Le collaborateur « difficile » : ce qu’il faut vraiment entendre

Le collaborateur « difficile » : ce qu'il faut vraiment entendre - Management inclusif, Seizelle

Ça fait des années que je travaille avec des personnes neuroatypiques et avec celles et ceux qui les accompagnent au quotidien. Une chose que ce terrain m’a appris très tôt : quand un comportement ne correspond pas à ce qu’on attend, la pire question à se poser est « mais pourquoi il fait exprès ? ». La bonne question, c’est « à quoi ce comportement sert-il, pour cette personne, dans ce contexte précis ? ». En ABA, on appelle ça l’analyse fonctionnelle : on regarde ce qui précède le comportement, ce qu’il produit ensuite, et on comprend, souvent, qu’il n’a rien d’arbitraire.

Ma fille m’a appris à ce que je m’efforce à observer son environnement, plutôt qu’elle, que je considérais comme le problème. Ce réflexe aujourd’hui, je ne l’utilise presque plus ou seulement avec mes publics neuroatypiques. Depuis quelques années je me suis aperçue qu’il s’appliquait très bien à n’importe quel collectif de travail, avec n’importe qui.

Une étiquette qui ferme la communication

Dans toute équipe, il y a quelqu’un qu’on a un jour qualifié de « difficile ». Celui qui conteste chaque décision. Celle qui a besoin de tout reformuler par écrit. Celui qui se referme d’un coup, sans explication, quand la charge monte. Dès que l’étiquette est posée, on arrête généralement de chercher plus loin. On gère, on contourne, parfois on sanctionne (la sanction peut vraiment briser quelqu’un quand il n’est pas responsable).

Connaissez vous l’analyse fonctionnelle du comportement?

Prenons Sarah, qui conteste systématiquement les décisions de son manager. Vu de l’extérieur, cela ressemble à de l’opposition permanente. Mais si on regarde ce qui précède (antécédent) : les décisions lui arrivent toutes faites, sans le moindre « pourquoi ». Et ce qui suit sa contestation, c’est justement ça : au bout de plusieurs échanges tendus, elle finit par obtenir l’explication qu’elle réclamait depuis le début. Son comportement fonctionne, il lui permet d’obtenir ce dont elle a besoin — comprendre — mais seulement au prix du conflit, parce que c’est la seule voie qui marche pour elle jusqu’ici.

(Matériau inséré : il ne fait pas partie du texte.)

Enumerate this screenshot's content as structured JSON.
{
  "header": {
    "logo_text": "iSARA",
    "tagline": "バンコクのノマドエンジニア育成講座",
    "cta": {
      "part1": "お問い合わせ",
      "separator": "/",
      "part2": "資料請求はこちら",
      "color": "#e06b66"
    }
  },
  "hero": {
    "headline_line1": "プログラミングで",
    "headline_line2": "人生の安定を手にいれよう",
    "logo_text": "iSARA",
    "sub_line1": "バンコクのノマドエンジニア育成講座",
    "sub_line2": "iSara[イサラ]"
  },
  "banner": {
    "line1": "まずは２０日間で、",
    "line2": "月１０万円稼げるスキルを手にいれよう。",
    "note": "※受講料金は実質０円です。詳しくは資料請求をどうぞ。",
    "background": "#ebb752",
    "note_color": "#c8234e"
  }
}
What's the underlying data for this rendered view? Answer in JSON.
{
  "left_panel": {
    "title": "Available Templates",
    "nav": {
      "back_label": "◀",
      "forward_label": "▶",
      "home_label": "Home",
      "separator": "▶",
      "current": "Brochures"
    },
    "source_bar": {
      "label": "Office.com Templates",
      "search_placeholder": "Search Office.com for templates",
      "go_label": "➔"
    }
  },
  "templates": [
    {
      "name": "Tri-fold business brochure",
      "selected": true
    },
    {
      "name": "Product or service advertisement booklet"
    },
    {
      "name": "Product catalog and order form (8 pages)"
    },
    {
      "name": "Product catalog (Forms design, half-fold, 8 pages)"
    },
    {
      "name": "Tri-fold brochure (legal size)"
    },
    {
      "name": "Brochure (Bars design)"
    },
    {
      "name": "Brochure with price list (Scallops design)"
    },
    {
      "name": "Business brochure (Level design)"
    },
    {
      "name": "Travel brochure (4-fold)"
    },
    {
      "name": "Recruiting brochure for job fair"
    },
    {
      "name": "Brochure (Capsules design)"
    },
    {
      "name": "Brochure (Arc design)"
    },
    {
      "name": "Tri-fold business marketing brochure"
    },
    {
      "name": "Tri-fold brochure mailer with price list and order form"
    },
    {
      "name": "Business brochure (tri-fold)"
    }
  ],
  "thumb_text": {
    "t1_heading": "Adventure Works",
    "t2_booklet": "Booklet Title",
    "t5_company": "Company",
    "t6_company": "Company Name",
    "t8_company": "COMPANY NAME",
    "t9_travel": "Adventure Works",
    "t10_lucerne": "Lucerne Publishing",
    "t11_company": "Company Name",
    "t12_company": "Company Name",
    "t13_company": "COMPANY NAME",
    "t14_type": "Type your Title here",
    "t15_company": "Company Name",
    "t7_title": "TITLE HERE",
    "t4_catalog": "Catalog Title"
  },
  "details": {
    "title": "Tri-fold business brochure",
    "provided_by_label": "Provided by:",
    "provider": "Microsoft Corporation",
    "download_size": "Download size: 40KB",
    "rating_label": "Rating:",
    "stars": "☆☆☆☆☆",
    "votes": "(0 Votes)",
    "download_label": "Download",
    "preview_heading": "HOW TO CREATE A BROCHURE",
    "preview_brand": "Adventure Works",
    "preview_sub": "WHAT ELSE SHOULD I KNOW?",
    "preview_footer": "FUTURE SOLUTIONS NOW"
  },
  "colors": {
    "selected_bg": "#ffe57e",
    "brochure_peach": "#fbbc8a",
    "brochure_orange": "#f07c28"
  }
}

Une compétence qui profite à tout le monde

C’est exactement la même logique que j’observe avec un collaborateur neuroatypique qui a besoin d’un cadre explicite pour se sentir en sécurité, ou avec un aidant qui se referme parce qu’il n’a plus une once de ressource à donner en plus de ce qu’il donne déjà chez lui. Le comportement n’est pas la cause, c’est le symptôme. Et il porte presque toujours un message, même mal formulé : « j’ai besoin de comprendre », « j’ai besoin de clarté », « je n’ai plus de ressources ».

La spécificité neurodivergente ou la charge d’aidance rendent ce mécanisme plus visible, plus net, parce que les besoins non couverts s’y expriment souvent avec moins de filtre social. Mais le mécanisme lui-même n’a rien d’exceptionnel. Il est juste plus facile à repérer chez ceux qu’on a déjà appris à observer avec attention. Ce qui devrait nous interroger aujourd’hui, c’est qu’on ne porte pas la même attention à tout le monde et c’est normal.

Accompagner sans tout excuser

Ça ne veut pas dire qu’il faut tout excuser. Il y a des limites : le respect, la sécurité, le fonctionnement collectif. Mais entre « tout excuser » et « tout étiqueter », il y a une troisième option : observer ce qui précède le comportement, ce qu’il produit, et agir sur ces deux leviers plutôt que sur la personne elle-même. C’est une compétence qu’on développe en travaillant avec des publics dont les besoins sont explicites. Elle profite à tout le monde une fois qu’on l’a acquise.

La prochaine fois qu’un collaborateur vous semblera « difficile », essayez de remplacer le jugement par l’observation. Une seule question suffit souvent à démarrer : « qu’est-ce qui te manque en ce moment pour avancer plus sereinement ? » Elle ne résout pas tout, mais elle ouvre une porte que l’étiquette, elle, referme systématiquement.